È considerato il pittore della disperazione eppure è il più amato perfino dai ladri. Mentre si sta per inaugurare una sua mostra a Roma, i giornali tornano a parlare di Edvard Munch per il furto di tre quadri avvenuto nella notte di domenica scorsa (e per fortuna subito ritrovati) in un albergo della Norvegia del sud, che possiede una collezione di circa 400 lavori dell’artista. Si tratta di un acquerello del 1915 intitolato «Vestito blu» e due litografie: un autoritratto e un ritratto del commediografo August Strindberg, al quale Munch era legato da un forte sodalizio artistico dopo averlo conosciuto a Berlino nel 1893. Ma già nell’agosto scorso erano scomparse due importanti opere dell’artista norvegese, il celeberrimo «L’urlo» e l’altrettanto famosa «Madonna», sottratte dal Munch-museet di Oslo da uomini armati di pistola. Ora il museo è chiuso per permettere l’installazione di un nuovo e più sofisticato impianto di sicurezza, ma dei due capolavori è scomparsa ogni traccia. Per fortuna Munch eseguiva sempre più versioni dei suoi soggetti e i visitatori della mostra al Vittoriano potranno ammirare sia la «Madonna», in un olio (dei cinque realizzati) proveniente da una collezione privata, sia «L’urlo», ma in litografia. L’esposizione, che aprirà al pubblico giovedì prossimo, si annuncia tra le più ricche: oltre cento lavori, tra cui una sessantina di olii e una cinquantina di opere grafiche tra acqueforti, litografie e xilografie, oltre a una serie di autoritratti fotografici. Tutti realizzati in un arco di tempo che va dai primi anni del 1880 al 1944, l’anno della morte.

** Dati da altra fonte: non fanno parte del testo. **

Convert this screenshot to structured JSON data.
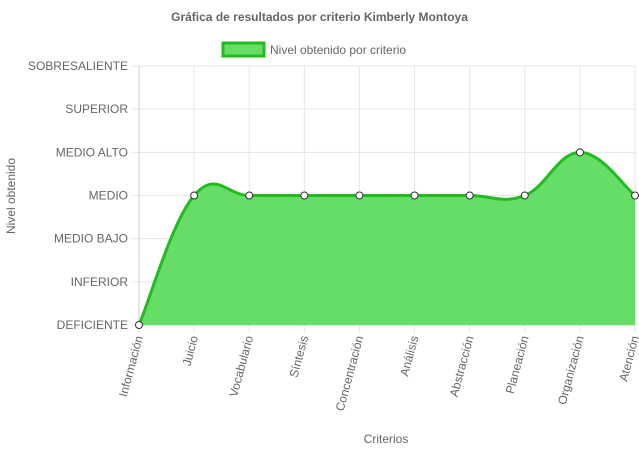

Seguendo il percorso della mostra è quindi possibile ricostruire anche l’intera esistenza dell’artista, che in linea con il suo amico, lo scrittore anarchico e animatore della «bohème di Christiania» (il nome di Oslo fino al 1925), aveva teorizzato di raccontare la propria vita attraverso la pittura. «La mia arte - ha lasciato scritto Munch - è un’autoconfessione. Con essa cerco di chiarire il mio rapporto col mondo. Ciò potrebbe anche essere definito egotismo. Eppure ho sempre pensato e sentito che la mia arte potrebbe essere d’aiuto agli altri per chiarire la loro stessa ricerca di verità».
Tra i suoi quadri-diari si può ammirare «Morte nella camera della malata», in cui è raffigurata la morte per tubercolosi della sorellina Sophie quando lui aveva 14 anni, uno degli episodi che, insieme con la scomparsa prematura dei genitori, spanderanno un’ombra scura sul resto della sua vita e su tutta la sua produzione. È questa infelicità germogliata nell’infanzia che gli farà anche maturare un linguaggio pittorico diverso da quello allora imperante degli impressionisti, che pure aveva frequentato a Parigi e nel sud della Francia. In opere che hanno titoli come «Melanconia», «Disperazione», «Paura», le vibrazioni luminose dell’Impressionismo si trasformano in onde di colore che avvolgono le figure umane come fitte di sofferenza nella carne palpitante. Mettendo insieme le suggestioni dei drammi di Ibsen e Strindberg, la filosofia esistenzialista di Kierkegaard e le teorie di Freud, Munch crea un’arte che abbandona il naturalismo per un viaggio introspettivo nella condizione umana.